Uma operação deflagrada pela Polícia Civil do Estado de São Paulo na manhã desta quinta-feira (17) mirou a suposta infiltração do PCC (Primeiro Comando da Capital) em empresas de ônibus da capital paulista. Entre os alvos está o ex-vereador e ex-presidente da Câmara Municipal, Milton Leite (União Brasil), que não foi encontrado em sua residência no momento da ação.
Em entrevista ao CNN Novo Dia, o professor da FGV e especialista em segurança pública Rafael Alcadipani analisou o alcance e a gravidade das investigações. Segundo ele, a presença do crime organizado em serviços públicos é uma tendência que vem se consolidando há anos e que exige resposta firme das autoridades.
Infiltração no transporte público e lavagem de dinheiro
De acordo com Alcadipani, o setor de transporte público é especialmente vulnerável à atuação do crime organizado por facilitar a lavagem de dinheiro. “O ônibus é uma coisa que circula o dia todo, então é difícil você ter um controle de quantas pessoas de fato entraram”, explicou.
Ele acrescentou que peças e insumos como pneus, parafusos e óleo podem ser utilizados para criar registros fictícios, permitindo que recursos ilegais sejam convertidos em dinheiro legal por meio de transações aparentemente legítimas.
O especialista ressaltou que a infiltração não se limita ao transporte. Segundo ele, investigações anteriores já apontaram a presença do PCC em setores como saúde e secretarias de planejamento, tanto na capital quanto no interior e na Grande São Paulo. “Essa é uma tônica que há alguns anos já está se colocando”, afirmou Alcadipani.
Crime organizado e financiamento político
Um dos pontos preocupantes destacados na entrevista é o suposto financiamento de candidaturas pelo PCC. As investigações apontam indícios de que Danilo Morgado (PL), outro alvo da operação, teria recebido apoio financeiro da facção criminosa.
Alcadipani alertou que esse fenômeno é crescente e já está no radar do Judiciário, do Ministério Público e das polícias. “As autoridades estão muito preocupadas com o que está acontecendo”, declarou.

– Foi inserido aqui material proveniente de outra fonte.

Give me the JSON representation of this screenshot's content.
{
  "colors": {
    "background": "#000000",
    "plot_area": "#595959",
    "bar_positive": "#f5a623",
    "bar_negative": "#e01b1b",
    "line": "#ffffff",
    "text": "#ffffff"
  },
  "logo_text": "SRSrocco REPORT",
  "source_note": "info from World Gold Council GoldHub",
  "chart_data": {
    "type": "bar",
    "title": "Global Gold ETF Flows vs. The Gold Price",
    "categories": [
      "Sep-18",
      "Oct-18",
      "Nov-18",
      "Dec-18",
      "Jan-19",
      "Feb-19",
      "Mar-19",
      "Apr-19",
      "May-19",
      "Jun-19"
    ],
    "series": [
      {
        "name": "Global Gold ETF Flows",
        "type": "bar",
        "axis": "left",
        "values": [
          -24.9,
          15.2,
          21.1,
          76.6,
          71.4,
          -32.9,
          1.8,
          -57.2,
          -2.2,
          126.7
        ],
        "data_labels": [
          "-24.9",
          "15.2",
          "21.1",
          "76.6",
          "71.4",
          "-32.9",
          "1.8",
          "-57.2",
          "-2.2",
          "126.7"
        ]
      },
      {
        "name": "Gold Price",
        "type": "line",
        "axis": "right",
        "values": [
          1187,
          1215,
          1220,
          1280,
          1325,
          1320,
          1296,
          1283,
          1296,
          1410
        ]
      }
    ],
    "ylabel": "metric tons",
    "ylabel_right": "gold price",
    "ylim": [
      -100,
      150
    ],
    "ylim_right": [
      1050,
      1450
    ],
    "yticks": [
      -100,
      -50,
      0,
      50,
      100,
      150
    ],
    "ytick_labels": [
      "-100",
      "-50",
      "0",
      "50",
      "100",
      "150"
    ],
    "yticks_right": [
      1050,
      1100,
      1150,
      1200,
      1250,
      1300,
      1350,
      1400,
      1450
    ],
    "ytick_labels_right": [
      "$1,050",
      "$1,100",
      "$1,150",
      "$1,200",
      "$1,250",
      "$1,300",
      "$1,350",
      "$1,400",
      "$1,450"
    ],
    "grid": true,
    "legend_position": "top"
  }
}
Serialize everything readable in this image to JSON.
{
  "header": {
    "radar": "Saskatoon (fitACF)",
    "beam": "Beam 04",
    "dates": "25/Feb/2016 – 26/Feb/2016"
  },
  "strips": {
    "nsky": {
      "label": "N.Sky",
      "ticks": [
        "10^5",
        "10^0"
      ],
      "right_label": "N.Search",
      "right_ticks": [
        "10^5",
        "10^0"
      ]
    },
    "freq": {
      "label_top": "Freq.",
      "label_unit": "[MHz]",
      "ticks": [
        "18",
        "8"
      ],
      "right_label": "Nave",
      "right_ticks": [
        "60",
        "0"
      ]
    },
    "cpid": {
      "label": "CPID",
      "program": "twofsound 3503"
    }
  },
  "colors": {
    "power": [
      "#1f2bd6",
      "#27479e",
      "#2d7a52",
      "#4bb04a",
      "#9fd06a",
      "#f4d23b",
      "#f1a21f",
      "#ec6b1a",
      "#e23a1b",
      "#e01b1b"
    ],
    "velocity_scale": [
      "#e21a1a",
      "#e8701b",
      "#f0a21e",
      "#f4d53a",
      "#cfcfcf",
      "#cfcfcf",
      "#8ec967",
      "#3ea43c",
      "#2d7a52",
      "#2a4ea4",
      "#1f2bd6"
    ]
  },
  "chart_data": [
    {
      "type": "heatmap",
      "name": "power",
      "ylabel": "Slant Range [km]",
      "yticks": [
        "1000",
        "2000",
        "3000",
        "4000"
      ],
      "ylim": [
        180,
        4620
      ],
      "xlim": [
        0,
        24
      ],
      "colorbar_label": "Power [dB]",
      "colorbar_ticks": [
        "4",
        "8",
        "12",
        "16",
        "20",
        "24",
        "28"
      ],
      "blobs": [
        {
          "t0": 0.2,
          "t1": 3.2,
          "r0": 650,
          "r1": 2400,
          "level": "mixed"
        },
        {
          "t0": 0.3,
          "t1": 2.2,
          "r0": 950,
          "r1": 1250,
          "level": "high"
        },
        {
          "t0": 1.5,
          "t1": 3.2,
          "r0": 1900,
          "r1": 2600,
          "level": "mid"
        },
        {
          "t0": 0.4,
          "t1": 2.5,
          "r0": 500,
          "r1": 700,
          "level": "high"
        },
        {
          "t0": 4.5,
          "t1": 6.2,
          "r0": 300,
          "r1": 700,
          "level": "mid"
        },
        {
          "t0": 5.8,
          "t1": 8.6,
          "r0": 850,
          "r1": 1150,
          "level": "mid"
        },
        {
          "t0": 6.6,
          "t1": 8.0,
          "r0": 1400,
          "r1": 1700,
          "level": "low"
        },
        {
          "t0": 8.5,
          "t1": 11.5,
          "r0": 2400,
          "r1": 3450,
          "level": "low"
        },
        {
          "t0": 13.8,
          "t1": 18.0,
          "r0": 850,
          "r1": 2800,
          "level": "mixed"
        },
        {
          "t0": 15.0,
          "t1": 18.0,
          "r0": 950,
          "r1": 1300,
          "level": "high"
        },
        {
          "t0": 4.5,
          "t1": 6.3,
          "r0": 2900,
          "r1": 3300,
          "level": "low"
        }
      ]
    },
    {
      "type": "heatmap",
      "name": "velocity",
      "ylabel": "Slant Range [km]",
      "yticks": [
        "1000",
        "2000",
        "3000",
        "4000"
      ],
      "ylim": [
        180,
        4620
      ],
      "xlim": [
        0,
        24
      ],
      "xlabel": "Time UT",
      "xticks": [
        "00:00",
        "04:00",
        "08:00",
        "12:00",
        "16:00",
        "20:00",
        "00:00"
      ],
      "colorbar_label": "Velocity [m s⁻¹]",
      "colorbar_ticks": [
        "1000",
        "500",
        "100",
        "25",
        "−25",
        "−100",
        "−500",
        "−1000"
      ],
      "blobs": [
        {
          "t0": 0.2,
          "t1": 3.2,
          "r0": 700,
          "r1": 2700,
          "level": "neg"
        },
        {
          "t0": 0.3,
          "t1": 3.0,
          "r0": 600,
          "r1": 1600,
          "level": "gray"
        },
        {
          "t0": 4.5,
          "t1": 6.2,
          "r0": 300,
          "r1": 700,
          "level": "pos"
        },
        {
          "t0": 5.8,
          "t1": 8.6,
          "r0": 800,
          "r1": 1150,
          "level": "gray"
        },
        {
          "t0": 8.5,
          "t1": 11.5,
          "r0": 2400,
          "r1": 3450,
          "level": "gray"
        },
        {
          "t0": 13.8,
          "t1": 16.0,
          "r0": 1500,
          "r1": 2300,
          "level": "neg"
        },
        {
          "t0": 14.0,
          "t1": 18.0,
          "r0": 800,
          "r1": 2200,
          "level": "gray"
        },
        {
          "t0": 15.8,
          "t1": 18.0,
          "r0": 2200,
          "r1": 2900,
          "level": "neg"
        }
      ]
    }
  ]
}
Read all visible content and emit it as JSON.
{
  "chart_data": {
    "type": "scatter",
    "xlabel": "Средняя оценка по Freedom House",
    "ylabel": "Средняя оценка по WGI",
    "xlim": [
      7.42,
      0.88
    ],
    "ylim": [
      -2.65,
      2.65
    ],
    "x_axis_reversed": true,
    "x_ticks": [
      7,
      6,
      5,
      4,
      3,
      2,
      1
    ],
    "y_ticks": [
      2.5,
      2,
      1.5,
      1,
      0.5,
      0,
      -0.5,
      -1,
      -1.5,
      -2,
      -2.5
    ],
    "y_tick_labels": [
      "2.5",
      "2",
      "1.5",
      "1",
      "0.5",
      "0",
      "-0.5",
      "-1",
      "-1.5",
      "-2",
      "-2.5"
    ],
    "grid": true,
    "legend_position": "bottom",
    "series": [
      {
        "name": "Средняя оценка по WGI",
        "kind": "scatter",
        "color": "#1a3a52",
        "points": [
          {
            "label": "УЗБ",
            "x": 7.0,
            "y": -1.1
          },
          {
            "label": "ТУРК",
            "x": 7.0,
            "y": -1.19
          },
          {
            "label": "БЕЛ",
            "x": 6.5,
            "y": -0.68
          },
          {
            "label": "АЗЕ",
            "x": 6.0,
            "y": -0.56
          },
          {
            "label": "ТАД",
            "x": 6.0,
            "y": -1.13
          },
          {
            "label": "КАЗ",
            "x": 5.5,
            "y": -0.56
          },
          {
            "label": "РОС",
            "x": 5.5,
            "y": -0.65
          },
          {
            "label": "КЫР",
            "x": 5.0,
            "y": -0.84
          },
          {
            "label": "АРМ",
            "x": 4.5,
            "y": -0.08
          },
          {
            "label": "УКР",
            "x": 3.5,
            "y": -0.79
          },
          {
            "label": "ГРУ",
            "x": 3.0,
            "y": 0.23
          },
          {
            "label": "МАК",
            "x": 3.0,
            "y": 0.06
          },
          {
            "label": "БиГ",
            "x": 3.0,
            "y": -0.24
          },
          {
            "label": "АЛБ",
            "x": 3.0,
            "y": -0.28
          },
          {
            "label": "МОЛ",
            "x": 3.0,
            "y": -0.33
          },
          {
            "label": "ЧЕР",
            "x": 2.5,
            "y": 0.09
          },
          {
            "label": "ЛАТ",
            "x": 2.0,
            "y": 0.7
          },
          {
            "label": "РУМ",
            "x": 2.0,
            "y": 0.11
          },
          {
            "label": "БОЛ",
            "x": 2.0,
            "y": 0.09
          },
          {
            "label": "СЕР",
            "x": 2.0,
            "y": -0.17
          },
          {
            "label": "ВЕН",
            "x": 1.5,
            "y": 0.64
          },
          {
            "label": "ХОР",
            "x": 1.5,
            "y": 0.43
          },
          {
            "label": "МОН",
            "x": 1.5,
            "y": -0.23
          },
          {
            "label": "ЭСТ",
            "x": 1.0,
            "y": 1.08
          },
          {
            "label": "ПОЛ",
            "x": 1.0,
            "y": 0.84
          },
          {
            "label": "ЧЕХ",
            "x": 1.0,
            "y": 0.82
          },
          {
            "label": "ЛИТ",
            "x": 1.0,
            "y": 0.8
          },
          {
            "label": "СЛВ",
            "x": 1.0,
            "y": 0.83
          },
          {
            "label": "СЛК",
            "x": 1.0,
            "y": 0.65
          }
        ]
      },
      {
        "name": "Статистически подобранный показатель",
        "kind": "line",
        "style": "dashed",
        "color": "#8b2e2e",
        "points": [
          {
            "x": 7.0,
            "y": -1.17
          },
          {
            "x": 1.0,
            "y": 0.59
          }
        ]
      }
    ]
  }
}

Para o especialista, a infiltração na política representa um risco estrutural, pois permite que o crime organizado acesse prefeituras e estruturas estatais para lavar dinheiro.
“A gente precisa deter a presença do crime organizado na política brasileira, porque é por meio da política que o crime organizado acaba se infiltrando dentro das prefeituras e do Estado”, afirmou Alcadipani.
Urgência no enfrentamento das facções
Alcadipani enfatizou a importância de operações como a desta quinta-feira (17) para desarticular as estruturas do crime organizado. Segundo ele, é fundamental que a Polícia Civil e o Ministério Público atuem de forma integrada e coordenada.
O especialista também mencionou que, no dia anterior, o governo dos Estados Unidos havia manifestado preocupação com a urgência de o Brasil enfrentar as facções criminosas de forma decidida.